Many parking operations accept payments in unattended situations, using automatic pay stations, meters, or in-lane devices. It’s important to note that in unattended environments such as parking, the payment networks require support for no CVM. Parking operators concerned about lost or stolen card fraud may want to consider asking for PINs in unattended situations.

Pay-on-foot devices can include both the automatic pay stations normally associated with gated parking facilities and metered payment devices. Metered payment devices include both single-space meters and multi-space meters, often referred to as pay-by-space or pay-and-display. Most pay station devices used in these scenarios currently accept credit and debit cards; those that do house magnetic stripe card readers.

Making Space

The physical attributes of a chip-enabled terminal are significantly different from those of a traditional magnetic stripe card reader. If a PIN pad is also desired, accommodating the reader and pad can be difficult, especially in situations in which the payment device itself is small and self-contained (such as an individual parking meter and many multi-space meters).

For in-lane unattended payment, drivers pay using devices in the exit lane that allow them to remain in their vehicles. A few of these devices accept both cash and payment cards, but the majority of them accept only card payments that do not require a PIN. This method of payment processing has become increasingly popular as more parking facilities, such as airports, deploy this option, offering sound customer service, reasonable labor savings, and increased patron throughput.

Chip deployment in this scenario can represent a challenge in terms of space limitations, especially if the parking operator implements a PIN pad. Hardware space is at a premium within the pay-in-lane devices. The orientation of the hardware in relation to the driver and the time required for the driver to enter a PIN are also relevant considerations.
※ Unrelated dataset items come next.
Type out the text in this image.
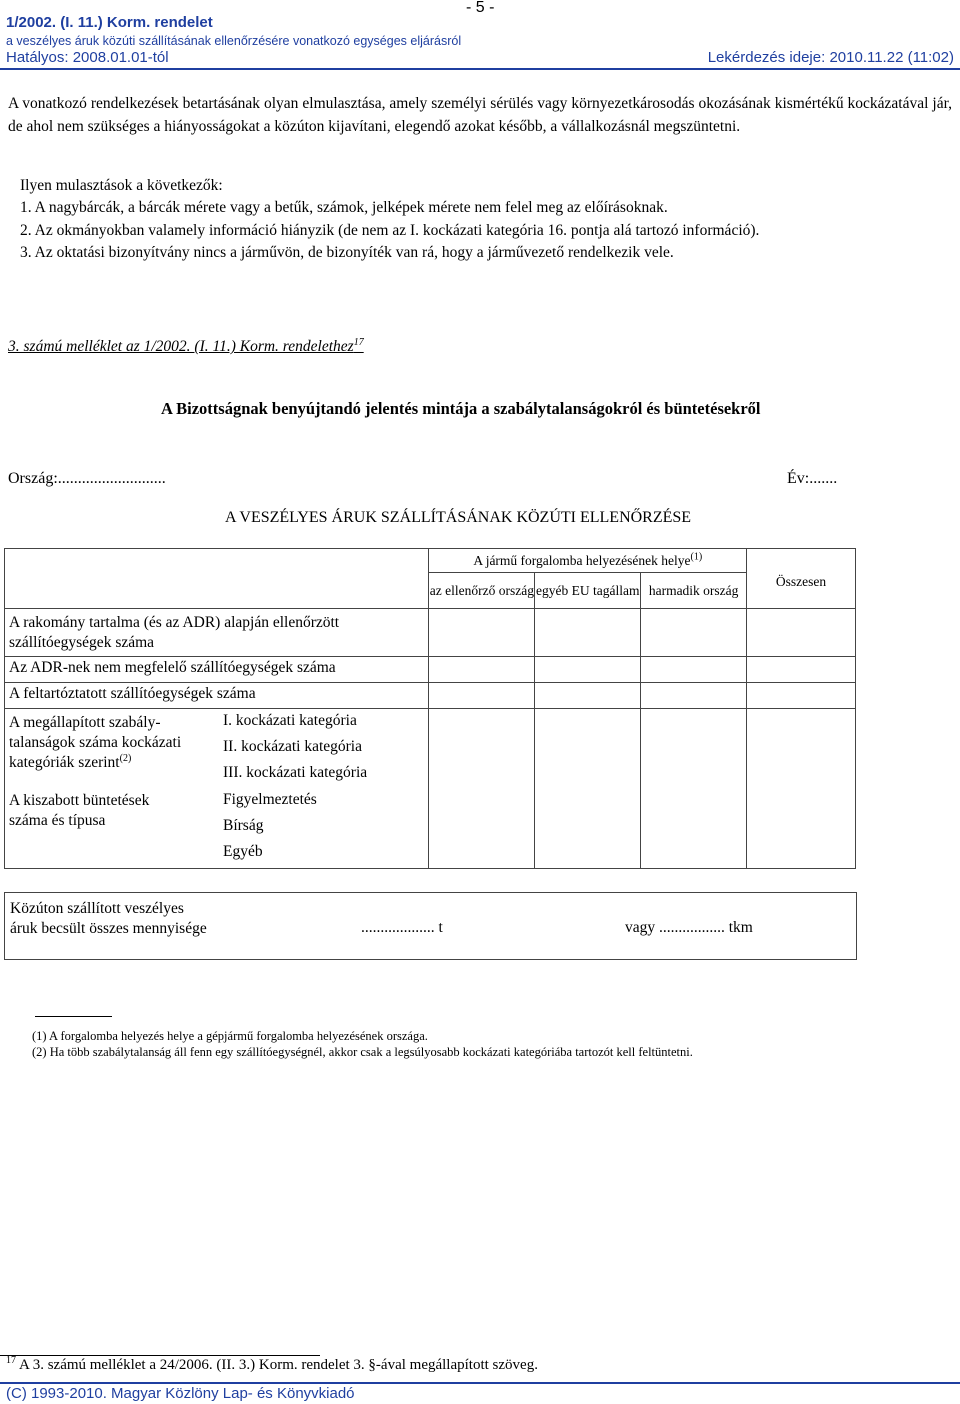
- 5 -
1/2002. (I. 11.) Korm. rendelet
a veszélyes áruk közúti szállításának ellenőrzésére vonatkozó egységes eljárásról
Hatályos: 2008.01.01-tól	Lekérdezés ideje: 2010.11.22 (11:02)
A vonatkozó rendelkezések betartásának olyan elmulasztása, amely személyi sérülés vagy környezetkárosodás okozásának kismértékű kockázatával jár, de ahol nem szükséges a hiányosságokat a közúton kijavítani, elegendő azokat később, a vállalkozásnál megszüntetni.
Ilyen mulasztások a következők:
1. A nagybárcák, a bárcák mérete vagy a betűk, számok, jelképek mérete nem felel meg az előírásoknak.
2. Az okmányokban valamely információ hiányzik (de nem az I. kockázati kategória 16. pontja alá tartozó információ).
3. Az oktatási bizonyítvány nincs a járművön, de bizonyíték van rá, hogy a járművezető rendelkezik vele.
3. számú melléklet az 1/2002. (I. 11.) Korm. rendelethez$^{17}$
A Bizottságnak benyújtandó jelentés mintája a szabálytalanságokról és büntetésekről
Ország:...........................	Év:.......
A VESZÉLYES ÁRUK SZÁLLÍTÁSÁNAK KÖZÚTI ELLENŐRZÉSE
	A jármű forgalomba helyezésének helye$^{(1)}$			Összesen
	az ellenőrző ország	egyéb EU tagállam	harmadik ország	
A rakomány tartalma (és az ADR) alapján ellenőrzött szállítóegységek száma				
Az ADR-nek nem megfelelő szállítóegységek száma				
A feltartóztatott szállítóegységek száma				

A megállapított szabály-talanságok száma kockázati kategóriák szerint$^{(2)}$
I. kockázati kategória
II. kockázati kategória
III. kockázati kategória				

A kiszabott büntetések száma és típusa
Figyelmeztetés
Bírság
Egyéb				

Közúton szállított veszélyes áruk becsült összes mennyisége	................... t	vagy ................. tkm
(1) A forgalomba helyezés helye a gépjármű forgalomba helyezésének országa.
(2) Ha több szabálytalanság áll fenn egy szállítóegységnél, akkor csak a legsúlyosabb kockázati kategóriába tartozót kell feltüntetni.
$^{17}$ A 3. számú melléklet a 24/2006. (II. 3.) Korm. rendelet 3. §-ával megállapított szöveg.
(C) 1993-2010. Magyar Közlöny Lap- és Könyvkiadó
In all of these scenarios, it’s important to remember that the chip card remains in the payment terminal throughout the transaction rather than being swiped at the beginning of it. This change is necessary because the chip interacts with the reader during the transaction instead of simply providing static information to it once, as a magnetic stripe does. As a result, transaction speeds may be affected. Just how much they will differ depends on the parking scenario and how familiar the customer is with chip transactions. The impact on speed is different for pay-on-foot transactions and pay-in-lane transactions, for example, and customers familiar with chip transactions will likely move through the process faster than those who are unfamiliar with them. As chip technology proliferates, customer familiarity is likely to become less of a factor. GoChipCard.com, the go-to resource on chip technology, is an effective way to teach your customers and employees about chip payments.
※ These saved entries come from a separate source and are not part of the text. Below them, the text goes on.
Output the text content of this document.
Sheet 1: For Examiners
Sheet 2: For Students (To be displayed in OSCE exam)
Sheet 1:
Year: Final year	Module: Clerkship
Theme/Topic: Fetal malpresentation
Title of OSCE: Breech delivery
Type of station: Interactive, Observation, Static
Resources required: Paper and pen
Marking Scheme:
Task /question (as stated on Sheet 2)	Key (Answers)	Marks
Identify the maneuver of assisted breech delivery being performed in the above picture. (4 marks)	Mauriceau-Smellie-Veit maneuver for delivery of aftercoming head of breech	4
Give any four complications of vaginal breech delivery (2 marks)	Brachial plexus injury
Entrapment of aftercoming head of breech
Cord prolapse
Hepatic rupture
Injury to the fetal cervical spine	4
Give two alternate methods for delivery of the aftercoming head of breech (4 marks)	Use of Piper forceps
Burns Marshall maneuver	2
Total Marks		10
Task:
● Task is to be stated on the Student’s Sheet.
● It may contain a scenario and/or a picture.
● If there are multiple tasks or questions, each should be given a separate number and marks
Additional considerations for parking operators for chip implementation are covered in-depth in the new white paper, “EMV and Parking,” a joint publication of the International Parking Institute (IPI) and the Smart Card Alliance. Visit parking.org/emv for more.

Now is the time for parking industry stakeholders to invest the time, and where appropriate, the funds, to prepare for the migration to chip technology. EMV chip migration requires decisions and infrastructure changes and takes time. There are also reasons unrelated to fraud that make now an opportune time for chip implementation.

Many merchants are using the chip migration as an opportunity to evaluate their payment and payment security strategies for other potential changes. With the payment card acceptance infrastructure being updated for chip, perhaps contactless and NFC functionality should also be enabled, or other security technologies such as encryption or tokenization should be implemented. Consumers are now more attuned to payment security and more prepared for payment change than ever before, so learning more now and acting sooner rather than later can benefit everyone.
Sections of this article were excerpted from the Smart Card Alliance and IPI white paper “EMV and Parking.”